The research from Virginia Tech and the US Geological Survey confirms the decline at the ocean’s edge well outpaces global sea level rise.
Particularly hard hit population centers such as New York City and Long Island, Baltimore, Virginia Beach, and Norfolk are seeing areas of rapid “subsidence,” or sinking land, alongside more slowly sinking or relatively stable ground, increasing the risk to roadways, runways, building foundations, rail lines, and pipelines.
“Continuous unmitigated subsidence on the US East Coast should cause concern,” says lead author Leonard Ohenhen, a graduate student working with Manoochehr Shirzaei, associate proifessor at Virginia Tech’s Earth Observation and Innovation Lab. “This is particularly in areas with a high population and property density and a historical complacency toward infrastructure maintenance.”

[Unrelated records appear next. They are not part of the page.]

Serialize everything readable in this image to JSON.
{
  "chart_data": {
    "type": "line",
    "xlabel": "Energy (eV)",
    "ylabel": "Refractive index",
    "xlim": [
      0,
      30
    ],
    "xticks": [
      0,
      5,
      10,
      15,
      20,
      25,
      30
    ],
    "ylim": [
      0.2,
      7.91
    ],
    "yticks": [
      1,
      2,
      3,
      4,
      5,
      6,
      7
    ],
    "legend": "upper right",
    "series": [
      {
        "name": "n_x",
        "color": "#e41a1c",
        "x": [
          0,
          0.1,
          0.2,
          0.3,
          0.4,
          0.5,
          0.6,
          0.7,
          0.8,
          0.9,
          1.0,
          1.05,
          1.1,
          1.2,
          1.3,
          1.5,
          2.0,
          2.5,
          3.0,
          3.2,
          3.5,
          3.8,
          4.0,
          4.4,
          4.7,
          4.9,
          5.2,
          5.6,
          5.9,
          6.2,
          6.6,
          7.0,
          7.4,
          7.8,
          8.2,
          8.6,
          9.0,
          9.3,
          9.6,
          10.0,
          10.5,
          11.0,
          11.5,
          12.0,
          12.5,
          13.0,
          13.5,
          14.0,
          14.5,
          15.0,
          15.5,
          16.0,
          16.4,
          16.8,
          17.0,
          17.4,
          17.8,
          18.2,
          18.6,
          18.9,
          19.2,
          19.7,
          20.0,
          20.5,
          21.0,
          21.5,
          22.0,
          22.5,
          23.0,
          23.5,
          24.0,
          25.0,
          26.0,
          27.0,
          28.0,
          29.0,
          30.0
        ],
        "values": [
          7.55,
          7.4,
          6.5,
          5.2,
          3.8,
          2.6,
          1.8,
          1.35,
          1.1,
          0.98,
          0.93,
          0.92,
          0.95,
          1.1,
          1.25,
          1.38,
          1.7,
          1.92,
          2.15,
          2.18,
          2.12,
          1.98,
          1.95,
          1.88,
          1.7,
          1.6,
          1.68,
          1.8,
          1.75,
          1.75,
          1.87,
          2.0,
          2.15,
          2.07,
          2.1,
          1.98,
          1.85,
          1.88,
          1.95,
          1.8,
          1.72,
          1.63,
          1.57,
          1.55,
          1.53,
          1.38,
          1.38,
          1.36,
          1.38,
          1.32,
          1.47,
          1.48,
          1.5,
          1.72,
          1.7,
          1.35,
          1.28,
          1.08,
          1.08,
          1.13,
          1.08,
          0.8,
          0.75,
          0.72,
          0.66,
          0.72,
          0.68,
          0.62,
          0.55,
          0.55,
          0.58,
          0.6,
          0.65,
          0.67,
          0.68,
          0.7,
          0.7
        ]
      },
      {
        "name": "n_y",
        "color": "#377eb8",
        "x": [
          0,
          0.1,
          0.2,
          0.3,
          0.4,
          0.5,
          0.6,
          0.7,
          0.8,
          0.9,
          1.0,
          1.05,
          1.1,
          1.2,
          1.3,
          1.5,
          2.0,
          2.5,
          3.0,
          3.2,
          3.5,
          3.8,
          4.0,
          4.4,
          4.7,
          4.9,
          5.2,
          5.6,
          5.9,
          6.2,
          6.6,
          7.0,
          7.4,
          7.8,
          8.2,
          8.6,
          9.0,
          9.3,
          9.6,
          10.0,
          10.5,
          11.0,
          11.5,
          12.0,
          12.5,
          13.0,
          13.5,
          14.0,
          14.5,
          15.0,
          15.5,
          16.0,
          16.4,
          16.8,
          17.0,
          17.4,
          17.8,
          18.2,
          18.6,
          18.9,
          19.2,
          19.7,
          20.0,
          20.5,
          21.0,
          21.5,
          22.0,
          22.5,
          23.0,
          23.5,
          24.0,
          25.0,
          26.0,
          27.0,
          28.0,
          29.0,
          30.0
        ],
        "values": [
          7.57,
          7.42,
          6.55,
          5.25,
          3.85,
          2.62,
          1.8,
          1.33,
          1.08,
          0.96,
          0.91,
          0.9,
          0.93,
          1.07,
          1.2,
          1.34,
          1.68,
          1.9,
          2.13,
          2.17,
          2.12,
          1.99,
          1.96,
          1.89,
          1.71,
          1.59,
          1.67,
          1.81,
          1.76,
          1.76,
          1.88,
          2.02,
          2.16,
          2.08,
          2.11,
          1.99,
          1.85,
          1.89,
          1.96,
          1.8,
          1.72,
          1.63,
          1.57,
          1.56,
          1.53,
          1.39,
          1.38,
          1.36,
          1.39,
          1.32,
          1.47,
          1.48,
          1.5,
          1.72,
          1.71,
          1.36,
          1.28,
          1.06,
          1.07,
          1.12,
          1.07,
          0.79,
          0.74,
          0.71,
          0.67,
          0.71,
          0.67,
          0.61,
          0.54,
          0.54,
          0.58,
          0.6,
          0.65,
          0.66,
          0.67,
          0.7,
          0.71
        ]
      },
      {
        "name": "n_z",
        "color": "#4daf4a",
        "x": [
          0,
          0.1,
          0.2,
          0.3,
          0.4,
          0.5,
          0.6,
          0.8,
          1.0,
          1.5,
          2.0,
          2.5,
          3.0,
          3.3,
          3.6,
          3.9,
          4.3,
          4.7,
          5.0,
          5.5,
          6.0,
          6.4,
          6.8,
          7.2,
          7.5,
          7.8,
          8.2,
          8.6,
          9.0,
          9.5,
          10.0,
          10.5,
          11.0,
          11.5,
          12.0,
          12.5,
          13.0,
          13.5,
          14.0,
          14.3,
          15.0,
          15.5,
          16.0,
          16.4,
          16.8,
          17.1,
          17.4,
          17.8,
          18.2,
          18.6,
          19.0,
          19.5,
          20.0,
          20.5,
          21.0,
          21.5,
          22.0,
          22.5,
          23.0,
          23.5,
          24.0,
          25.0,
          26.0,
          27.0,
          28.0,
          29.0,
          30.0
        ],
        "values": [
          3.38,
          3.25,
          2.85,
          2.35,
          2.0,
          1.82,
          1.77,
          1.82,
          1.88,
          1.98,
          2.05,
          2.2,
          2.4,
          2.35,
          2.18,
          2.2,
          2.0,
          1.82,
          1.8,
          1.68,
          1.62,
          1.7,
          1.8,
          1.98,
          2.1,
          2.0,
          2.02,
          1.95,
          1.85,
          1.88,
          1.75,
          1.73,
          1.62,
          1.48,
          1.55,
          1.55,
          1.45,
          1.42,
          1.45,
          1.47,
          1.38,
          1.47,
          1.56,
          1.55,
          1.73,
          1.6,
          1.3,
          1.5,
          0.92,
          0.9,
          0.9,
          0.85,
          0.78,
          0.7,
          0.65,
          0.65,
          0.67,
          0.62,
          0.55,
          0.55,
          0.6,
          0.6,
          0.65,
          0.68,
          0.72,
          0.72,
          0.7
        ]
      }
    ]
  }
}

Shirzaei and his research team pulled together a vast collection of data points measured by space-based radar satellites and used this highly accurate information to build digital terrain maps that show exactly where sinking landscapes present risks to the health of vital infrastructure.
Using the publicly available satellite imagery, Shirzaei and Ohenhen measured millions of occurrences of land subsidence spanning multiple years. They then created some of the world’s first high resolution depictions of the land subsidence.
These groundbreaking new maps show that a large area of the East Coast is sinking at least 2 mm per year, with several areas along the mid-Atlantic coast of up to 3,700 square kilometers, or more than 1,400 square miles, sinking more than 5 mm per year, more than the current 4 mm per year global rate of sea level rise.
“We measured subsidence rates of 2 mm per year affecting more than 2 million people and 800,000 properties on the East Coast,” Shirzaei says. “We know to some extent that the land is sinking. Through this study, we highlight that sinking of the land is not an intangible threat. It affects you and I and everyone, it may be gradual, but the impacts are real.”
In several cities along the East Coast, multiple critical infrastructures such as roads, railways, airports, and levees are affected by differing subsidence rates.
“Here, the problem is not just that the land is sinking. The problem is that the hotspots of sinking land intersect directly with population and infrastructure hubs,” says Ohenhen. “For example, significant areas of critical infrastructure in New York, including JFK and LaGuardia airports and its runways, along with the railway systems, are affected by subsidence rates exceeding 2 mm per year. The effects of these right now and into the future are potential damage to infrastructure and increased flood risks.”
For the study, published in the Proceedings of the National Academy of Sciences, the researchers measured how much the land along the East Coast has sunk and which areas, populations, and critical infrastructure within 100 km (about 62 miles) of the coast are at risk of land subsidence. Subsidence can undermine building foundations; damage roads, gas, and water lines; cause building collapse; and exacerbate coastal flooding—especially when paired with sea level rise caused by climate change.
“This information is needed. No one else is providing it,” says coauthor Patrick Barnard, a research geologist with the USGS. “Shirzaei and his Virginia Tech team stepped into that niche with his technical expertise and is providing something extremely valuable.”